鷹ドラ6は「内川、中村晃に似たタイプ」 スカウトが明かした吉田賢吾の強みと課題

横浜市内のホテルでソフトバンクと仮契約を結んだ桐蔭横浜大・吉田賢吾【写真:宮脇広久】
横浜市内のホテルでソフトバンクと仮契約を結んだ桐蔭横浜大・吉田賢吾【写真:宮脇広久】

大学通算打率.393「4割を切ったのは不満」とスカウト

 ソフトバンクからドラフト6位指名された桐蔭横浜大・吉田賢吾捕手が16日、横浜市内のホテルで仮契約を結んだ。契約金4000万円、年俸800万円(金額は推定)。大学通算打率.393(211打数83安打)、14本塁打の打撃が最大の魅力だ。「(球団側から)打てるキャッチャーになってほしいと言っていただきました。将来的には、3割30本塁打100打点を打てるような捕手になることが目標です」と輝かしい未来像を掲げた。

 大学生活最後の神奈川大学野球秋季リーグでも、打率.366(41打数15安打)、3本塁打。リーグ最多の15打点を挙げてチームを優勝に導き、MVPを獲得した。それでも松本輝アマスカウトが「彼の力からすれば、(通算打率が)4割を切ったのは不満」と苦笑するほど、右打ちのスラッガーとして技術力が高い。ソフトバンクのスカウト陣が携帯用の弾道測定器で、今年の主だったドラフト候補生の打撃を計測したところ、吉田はミート率でトップ。スイングスピード、打球速度でもトップ級の数字を叩き出したそうだ。

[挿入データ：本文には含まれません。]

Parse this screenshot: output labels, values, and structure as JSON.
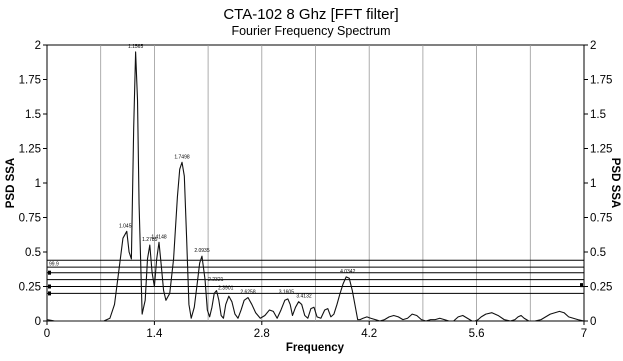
{
  "chart_data": {
    "type": "line",
    "title": "CTA-102 8 Ghz [FFT filter]",
    "subtitle": "Fourier Frequency Spectrum",
    "xlabel": "Frequency",
    "ylabel": "PSD SSA",
    "ylabel_right": "PSD SSA",
    "xlim": [
      0,
      7
    ],
    "ylim": [
      0,
      2
    ],
    "x_ticks": [
      "0",
      "1.4",
      "2.8",
      "4.2",
      "5.6",
      "7"
    ],
    "x_tick_values": [
      0,
      1.4,
      2.8,
      4.2,
      5.6,
      7
    ],
    "x_grid_values": [
      0,
      0.7,
      1.4,
      2.1,
      2.8,
      3.5,
      4.2,
      4.9,
      5.6,
      6.3,
      7
    ],
    "y_ticks": [
      "0",
      "0.25",
      "0.5",
      "0.75",
      "1",
      "1.25",
      "1.5",
      "1.75",
      "2"
    ],
    "y_tick_values": [
      0,
      0.25,
      0.5,
      0.75,
      1,
      1.25,
      1.5,
      1.75,
      2
    ],
    "grid": "vertical only",
    "horizontal_levels": [
      0.2,
      0.25,
      0.3,
      0.35,
      0.39,
      0.44
    ],
    "level_labels": [
      "99.9"
    ],
    "series": [
      {
        "x": [
          0,
          0.05,
          0.1,
          0.18,
          0.26,
          0.34,
          0.42,
          0.5,
          0.58,
          0.66,
          0.74,
          0.82,
          0.88,
          0.94,
          0.99,
          1.04,
          1.07,
          1.1,
          1.13,
          1.155,
          1.18,
          1.2,
          1.24,
          1.28,
          1.31,
          1.34,
          1.37,
          1.4,
          1.43,
          1.46,
          1.49,
          1.52,
          1.55,
          1.6,
          1.65,
          1.7,
          1.73,
          1.76,
          1.79,
          1.82,
          1.85,
          1.88,
          1.92,
          1.96,
          1.99,
          2.02,
          2.06,
          2.09,
          2.12,
          2.15,
          2.18,
          2.21,
          2.24,
          2.27,
          2.3,
          2.33,
          2.37,
          2.41,
          2.45,
          2.49,
          2.53,
          2.57,
          2.62,
          2.67,
          2.72,
          2.78,
          2.84,
          2.9,
          2.95,
          3.0,
          3.05,
          3.1,
          3.14,
          3.17,
          3.2,
          3.24,
          3.28,
          3.32,
          3.36,
          3.4,
          3.44,
          3.48,
          3.52,
          3.57,
          3.62,
          3.66,
          3.7,
          3.74,
          3.78,
          3.82,
          3.86,
          3.9,
          3.94,
          3.98,
          4.02,
          4.05,
          4.08,
          4.12,
          4.17,
          4.22,
          4.28,
          4.34,
          4.4,
          4.46,
          4.52,
          4.58,
          4.64,
          4.7,
          4.76,
          4.82,
          4.88,
          4.94,
          5.0,
          5.06,
          5.12,
          5.18,
          5.24,
          5.3,
          5.36,
          5.42,
          5.48,
          5.54,
          5.58,
          5.62,
          5.66,
          5.72,
          5.8,
          5.88,
          5.96,
          6.04,
          6.1,
          6.14,
          6.18,
          6.22,
          6.28,
          6.36,
          6.44,
          6.5,
          6.56,
          6.62,
          6.68,
          6.74,
          6.8,
          6.86,
          6.92,
          7.0
        ],
        "values": [
          0.01,
          0.005,
          0.0,
          0.0,
          0.0,
          0.0,
          0.0,
          0.0,
          0.0,
          0.0,
          0.0,
          0.02,
          0.12,
          0.38,
          0.6,
          0.65,
          0.5,
          0.45,
          1.4,
          1.95,
          1.6,
          0.85,
          0.05,
          0.15,
          0.45,
          0.55,
          0.35,
          0.25,
          0.45,
          0.57,
          0.4,
          0.22,
          0.15,
          0.2,
          0.45,
          0.9,
          1.1,
          1.15,
          1.05,
          0.6,
          0.12,
          0.02,
          0.1,
          0.28,
          0.42,
          0.47,
          0.3,
          0.08,
          0.03,
          0.1,
          0.2,
          0.22,
          0.15,
          0.04,
          0.02,
          0.12,
          0.18,
          0.14,
          0.05,
          0.02,
          0.08,
          0.15,
          0.17,
          0.12,
          0.06,
          0.02,
          0.04,
          0.08,
          0.07,
          0.02,
          0.08,
          0.15,
          0.16,
          0.12,
          0.04,
          0.1,
          0.14,
          0.12,
          0.04,
          0.02,
          0.09,
          0.1,
          0.03,
          0.02,
          0.08,
          0.09,
          0.03,
          0.05,
          0.12,
          0.2,
          0.27,
          0.32,
          0.31,
          0.22,
          0.1,
          0.01,
          0.01,
          0.02,
          0.03,
          0.02,
          0.01,
          0.0,
          0.01,
          0.03,
          0.04,
          0.03,
          0.01,
          0.02,
          0.05,
          0.04,
          0.01,
          0.0,
          0.01,
          0.01,
          0.02,
          0.01,
          0.0,
          0.0,
          0.03,
          0.04,
          0.02,
          0.0,
          0.0,
          0.01,
          0.03,
          0.05,
          0.06,
          0.04,
          0.01,
          0.0,
          0.01,
          0.03,
          0.04,
          0.02,
          0.0,
          0.0,
          0.01,
          0.03,
          0.05,
          0.06,
          0.07,
          0.06,
          0.03,
          0.02,
          0.01,
          0.0
        ]
      }
    ],
    "peak_labels": [
      {
        "text": "1.1565",
        "x": 1.155,
        "y": 1.95
      },
      {
        "text": "1.7498",
        "x": 1.76,
        "y": 1.15
      },
      {
        "text": "1.045",
        "x": 1.02,
        "y": 0.65
      },
      {
        "text": "1.2785",
        "x": 1.34,
        "y": 0.55
      },
      {
        "text": "1.4148",
        "x": 1.46,
        "y": 0.57
      },
      {
        "text": "2.0935",
        "x": 2.02,
        "y": 0.47
      },
      {
        "text": "2.2321",
        "x": 2.2,
        "y": 0.26
      },
      {
        "text": "2.3901",
        "x": 2.33,
        "y": 0.2
      },
      {
        "text": "2.6258",
        "x": 2.62,
        "y": 0.17
      },
      {
        "text": "3.1605",
        "x": 3.12,
        "y": 0.17
      },
      {
        "text": "3.4132",
        "x": 3.35,
        "y": 0.14
      },
      {
        "text": "4.0342",
        "x": 3.92,
        "y": 0.32
      }
    ]
  }
}
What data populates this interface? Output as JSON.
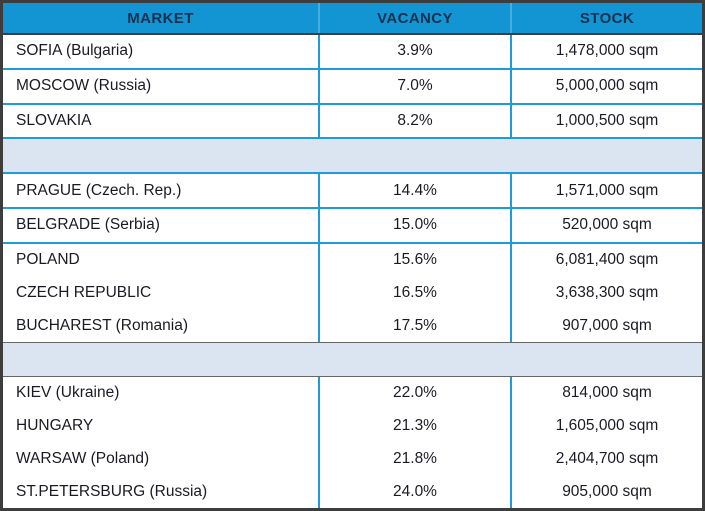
{
  "table": {
    "columns": [
      "MARKET",
      "VACANCY",
      "STOCK"
    ],
    "rows": [
      {
        "type": "data",
        "market": "SOFIA (Bulgaria)",
        "vacancy": "3.9%",
        "stock": "1,478,000 sqm"
      },
      {
        "type": "data",
        "market": "MOSCOW (Russia)",
        "vacancy": "7.0%",
        "stock": "5,000,000 sqm"
      },
      {
        "type": "data",
        "market": "SLOVAKIA",
        "vacancy": "8.2%",
        "stock": "1,000,500 sqm"
      },
      {
        "type": "spacer"
      },
      {
        "type": "data",
        "market": "PRAGUE (Czech. Rep.)",
        "vacancy": "14.4%",
        "stock": "1,571,000 sqm"
      },
      {
        "type": "data",
        "market": "BELGRADE (Serbia)",
        "vacancy": "15.0%",
        "stock": "520,000 sqm"
      },
      {
        "type": "data",
        "market": "POLAND",
        "vacancy": "15.6%",
        "stock": "6,081,400 sqm"
      },
      {
        "type": "data",
        "market": "CZECH REPUBLIC",
        "vacancy": "16.5%",
        "stock": "3,638,300 sqm"
      },
      {
        "type": "data",
        "market": "BUCHAREST (Romania)",
        "vacancy": "17.5%",
        "stock": "907,000 sqm"
      },
      {
        "type": "spacer"
      },
      {
        "type": "data",
        "market": "KIEV (Ukraine)",
        "vacancy": "22.0%",
        "stock": "814,000 sqm"
      },
      {
        "type": "data",
        "market": "HUNGARY",
        "vacancy": "21.3%",
        "stock": "1,605,000 sqm"
      },
      {
        "type": "data",
        "market": "WARSAW (Poland)",
        "vacancy": "21.8%",
        "stock": "2,404,700 sqm"
      },
      {
        "type": "data",
        "market": "ST.PETERSBURG (Russia)",
        "vacancy": "24.0%",
        "stock": "905,000 sqm"
      }
    ]
  },
  "colors": {
    "header_bg": "#1295d2",
    "header_text": "#16304f",
    "grid_blue": "#1e9cd7",
    "spacer_bg": "#dbe5f1",
    "outer_border": "#3d3d3d",
    "body_text": "#1a1a24"
  }
}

 福山龍太郎アマスカウトチーフは「打撃が柔らかくて、変化球や緩急にも対応できる。ボールのとらえ方が上手。癖がなく、広角に打ち返せる。これほどの選手はなかなかいません。内川(聖一内野手=今季限りで引退)、中村(晃外野手)に似たタイプだと思います」と球界屈指の好打者2人になぞらえる。「試合に常時出られるようになれば、30本塁打はわからないけれど、3割はいけるのではないか」とも言う。

 一方、捕手としても二塁送球のタイムが平均1.9秒を切る強肩だが、本人は「守備面が課題であることは明確」と自覚。福山チーフも「守備ではスローイングなど、レベルアップを図ってもらいたいところがある」と明かす。

 ソフトバンクには、今季も6年連続6度目のゴールデン・グラブ賞に輝いた30歳の甲斐拓也捕手が正捕手として君臨。今季143試合中、甲斐が125試合に先発し、大卒3年目の海野隆司捕手が11試合、高卒4年目で吉田と同い年の渡邉陸捕手が7試合で続いた。FAでの補強の可能性も捨てきれず、ポジション争いは過酷。そうでなければ、もっと上の順位で吉田を指名していたかもしれない。今年のドラフト(育成を除く)で指名された捕手はわずか5人で、吉田以外の4人は高校生だった。

「まさか6巡目まで残っているとは予想していなかった」と福山チーフ。それでも「(甲斐)拓也は基本的に守備型。(FA宣言したDeNAの)嶺井も経験値が高い。しかし、若くて打てる打者は貴重です。いい勝負になると思うし、打撃を生かした形で(代打などで)スタートできるのではないか。将来、常勝球団をつくるためにも、(守備優先と言われる)キャッチャー、セカンド、ショートに打てる選手が不可欠」と指摘する。

 吉田自身も「お手本になる選手が目の前にいる。しっかり見て、しっかり聞いて勉強して、いずれ、そういう選手に隙があれば自分が奪う――。選手としてはそういう気持ちがなければいけないと思います。しっかり準備をして臨みたい」と臆するところはない。意気軒昂である。